Ele escapou do ataque japonês a Pearl Harbor em 1941 e foi descomissionado em 1946, sendo transferido à Argentina em 1951.

Além dos canhões, o General Belgrano também tinha recebido lançadores de mísseis Exocet MM38, assim como suas escoltas (embora haja informações de que os lançadores do cruzador fossem maquetes, destinadas a enganar o inimigo sobre suas reais capacidades — ver destaque na imagem abaixo).

ARA Belgrano MM38
O ARA Belgrano armado com mísseis Exocet MM38

Com o envio da frota britânica para o Atlântico Sul em abril de 1982 e o fracasso das negociações diplomáticas após a invasão das Ilhas Malvinas/Falklands por forças argentinas, as frotas do Reino Unido e da Argentina foram colocadas no teatro de operações para a disputa. De um lado, os ingleses planejavam o desembarque anfíbio para retomada das ilhas e do outro, os argentinos pretendiam forçar a desistência dos britânicos infligindo pesadas baixas.

Embora o programa de reaparelhamento da Armada Argentina não estivesse concluído, as corvetas A69 equipadas com mísseis antinavio Exocet MM-38 já haviam sido incorporadas em 1978. Na Aviação Naval, a entrega dos jatos franceses Super Étendard estava sendo finalizada. Os Super Étendard eram armados com o AM-39, versão do Exocet lançada de aeronaves.

A Armada havia incorporado recentemente dois destróieres antiaéreos Tipo 42 de projeto inglês (da mesma classe do destróier HMS Sheffield que seria atingido no conflito por um AM-39 argentino no dia 4 de maio), também armados com o Exocet MM-38. O míssil também tinha sido instalado em antigos destróieres recebidos usados da Marinha dos EUA (USN).

No dia 2 de maio de 1982, a Frota Britânica enviada pelo Reino Unido para recuperar as Falklands (invadidas por forças argentinas em 2 de abril), já havia entrado na Zona de Exclusão (imposta à Argentina pelo Reino Unido) de 200 milhas em torno das ilhas. A FT estava em algum ponto a nordeste das Malvinas (ver mapa abaixo).

Às 3h20 da manhã, o almirante Woodward, comandante da Força-Tarefa britânica a bordo do HMS Hermes, foi despertado por seu “staff” com o aviso de que um avião S-2 Tracker argentino tinha iluminado a frota inglesa com o radar de busca e que os argentinos agora sabiam sua posição.

Um jato Sea Harrier foi despachado para a marcação do contato, a fim de investigar. O piloto da aeronave mais tarde informou que, durante o voo, seu RWR (Receptor de Alerta Radar) registrou que seu caça foi iluminado por um radar de direção de tiro, Tipo 909, que equipava os destróieres Tipo 42 argentinos.

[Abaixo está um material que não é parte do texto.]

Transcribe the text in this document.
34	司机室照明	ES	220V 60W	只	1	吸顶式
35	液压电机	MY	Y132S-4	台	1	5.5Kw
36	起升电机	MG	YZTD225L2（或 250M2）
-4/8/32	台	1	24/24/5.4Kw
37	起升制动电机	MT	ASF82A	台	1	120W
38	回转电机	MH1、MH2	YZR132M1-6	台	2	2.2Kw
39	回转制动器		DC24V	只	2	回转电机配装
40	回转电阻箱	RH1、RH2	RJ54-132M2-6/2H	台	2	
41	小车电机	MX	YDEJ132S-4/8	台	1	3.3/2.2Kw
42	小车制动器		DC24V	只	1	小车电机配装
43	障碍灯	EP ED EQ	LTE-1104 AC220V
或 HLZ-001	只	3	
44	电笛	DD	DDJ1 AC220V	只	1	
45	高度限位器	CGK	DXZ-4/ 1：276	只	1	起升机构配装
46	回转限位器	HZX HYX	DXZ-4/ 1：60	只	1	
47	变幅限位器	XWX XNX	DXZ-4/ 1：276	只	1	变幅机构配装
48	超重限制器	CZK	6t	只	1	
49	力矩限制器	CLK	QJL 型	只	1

ARA Santísima Trinidad, destróier Type 42 argentino, da mesma classe do HMS Sheffield que seria atingido por míssil AM39 Exocet lançado por um Super Étendard da Aviação Naval argentina no dia 4 de maio
ARA Guerrico
Corveta argentina ARA Guerrico, classe A69 francesa, armada com quatro mísseis Exocet MM38

Desta forma, confirmou-se que a cerca de 200 milhas de distância da FT britânica estavam presentes o porta-aviões argentino ARA 25 de Mayo e seus escoltas Tipo 42, o Santísima Trinidad e o Hércules.

O almirante Woodward sabia que o porta-aviões 25 de Mayo levava 10 jatos Skyhawk capazes de atacar com 3 bombas de 500kg cada, o que significava um possível ataque de 30 bombas à FT britânica, logo após o amanhecer.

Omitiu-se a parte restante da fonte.